The local and state authorities can work together and design programs for monitoring and containing measures for water management.
Policies should be strictly followed on the usage of fertilizers for agriculture and the discharge of sewage water into the water body.
The landscape modification of regions across fresh water and coastal oceans allows easy nutrient input due to agricultural runoff into the water body, causing eutrophication.
The creation of barriers around the water body can avoid the entry of nutrient-rich water sources into the water ecosystem.
Methods to contain the sources of nutrient runoff like nitrogen and phosphorus from fertilizers should be implemented.
Methods like drip irrigation can help in the focused application of fertilizers, avoiding any traces of nutrients for run-offs.
Implementing wastewater treatment strategies in industries for biological nutrient removal before its discharge into the water bodies can reduce the nutrient concentration into water bodies.

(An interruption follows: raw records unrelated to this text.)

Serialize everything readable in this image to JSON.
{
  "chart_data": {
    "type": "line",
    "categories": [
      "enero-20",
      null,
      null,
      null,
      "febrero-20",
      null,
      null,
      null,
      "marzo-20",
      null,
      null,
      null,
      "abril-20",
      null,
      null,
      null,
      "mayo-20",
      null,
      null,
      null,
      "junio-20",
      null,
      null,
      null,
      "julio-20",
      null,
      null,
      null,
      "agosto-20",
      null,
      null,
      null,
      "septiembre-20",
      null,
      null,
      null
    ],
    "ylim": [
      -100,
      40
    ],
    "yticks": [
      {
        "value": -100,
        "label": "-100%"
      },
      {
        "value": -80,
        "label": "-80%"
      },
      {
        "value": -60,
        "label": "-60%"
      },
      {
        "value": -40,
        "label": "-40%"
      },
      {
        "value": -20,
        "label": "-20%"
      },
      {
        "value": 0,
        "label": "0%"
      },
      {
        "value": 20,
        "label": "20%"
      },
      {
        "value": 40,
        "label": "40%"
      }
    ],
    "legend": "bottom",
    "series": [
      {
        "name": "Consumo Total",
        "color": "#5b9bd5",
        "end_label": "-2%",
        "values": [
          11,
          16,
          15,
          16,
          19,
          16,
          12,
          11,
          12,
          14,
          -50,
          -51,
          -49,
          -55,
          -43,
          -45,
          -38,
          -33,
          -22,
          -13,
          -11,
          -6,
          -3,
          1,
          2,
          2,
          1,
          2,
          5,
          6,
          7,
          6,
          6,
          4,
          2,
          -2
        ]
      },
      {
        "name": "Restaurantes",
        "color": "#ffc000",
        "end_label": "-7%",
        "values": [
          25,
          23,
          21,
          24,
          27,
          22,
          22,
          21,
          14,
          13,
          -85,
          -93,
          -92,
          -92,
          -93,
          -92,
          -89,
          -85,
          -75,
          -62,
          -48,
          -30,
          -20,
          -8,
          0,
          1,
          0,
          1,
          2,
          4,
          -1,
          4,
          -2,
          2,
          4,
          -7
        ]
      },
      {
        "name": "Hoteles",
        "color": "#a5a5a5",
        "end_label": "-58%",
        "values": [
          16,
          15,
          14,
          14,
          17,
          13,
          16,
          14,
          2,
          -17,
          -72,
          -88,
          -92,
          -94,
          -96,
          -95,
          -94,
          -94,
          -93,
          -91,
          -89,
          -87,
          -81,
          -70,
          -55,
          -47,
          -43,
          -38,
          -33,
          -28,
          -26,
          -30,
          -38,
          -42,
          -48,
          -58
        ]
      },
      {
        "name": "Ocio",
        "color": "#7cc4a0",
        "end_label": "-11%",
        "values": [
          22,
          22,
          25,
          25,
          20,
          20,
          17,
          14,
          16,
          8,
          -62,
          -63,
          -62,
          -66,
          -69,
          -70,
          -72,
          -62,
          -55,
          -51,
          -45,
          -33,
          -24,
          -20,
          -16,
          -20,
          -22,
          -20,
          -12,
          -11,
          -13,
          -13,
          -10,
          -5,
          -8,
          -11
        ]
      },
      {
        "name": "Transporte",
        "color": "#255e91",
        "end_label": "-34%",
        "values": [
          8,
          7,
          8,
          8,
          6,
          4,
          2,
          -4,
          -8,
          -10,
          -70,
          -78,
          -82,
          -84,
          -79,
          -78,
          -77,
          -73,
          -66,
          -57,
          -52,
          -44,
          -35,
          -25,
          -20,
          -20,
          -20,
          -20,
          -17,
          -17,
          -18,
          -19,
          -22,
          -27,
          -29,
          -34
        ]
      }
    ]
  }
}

Beneficial bacteria can be used as part of an eco-friendly and natural pond bioremediation strategy for effective lake cleaning products.
The logic behind using these bacteria is simple. Bacteria feed on suspended nutrients and organic sludge in water bodies.
They also utilise nitrates and phosphates for growth, making them unavailable for algae & aquatic plants and naturally curbing eutrophication.
Once the nutrients in the water are reduced, the bacteria become dormant and stop activity.
They naturally activate and multiply once there is an influx of nutrients, and the cycle restarts itself.
The bacteria naturally adapt themselves to the pond ecosystem and reduce the frequency of treatment.
This is why bioremediation strategies remain one of the best options to curb the menace of algal blooms.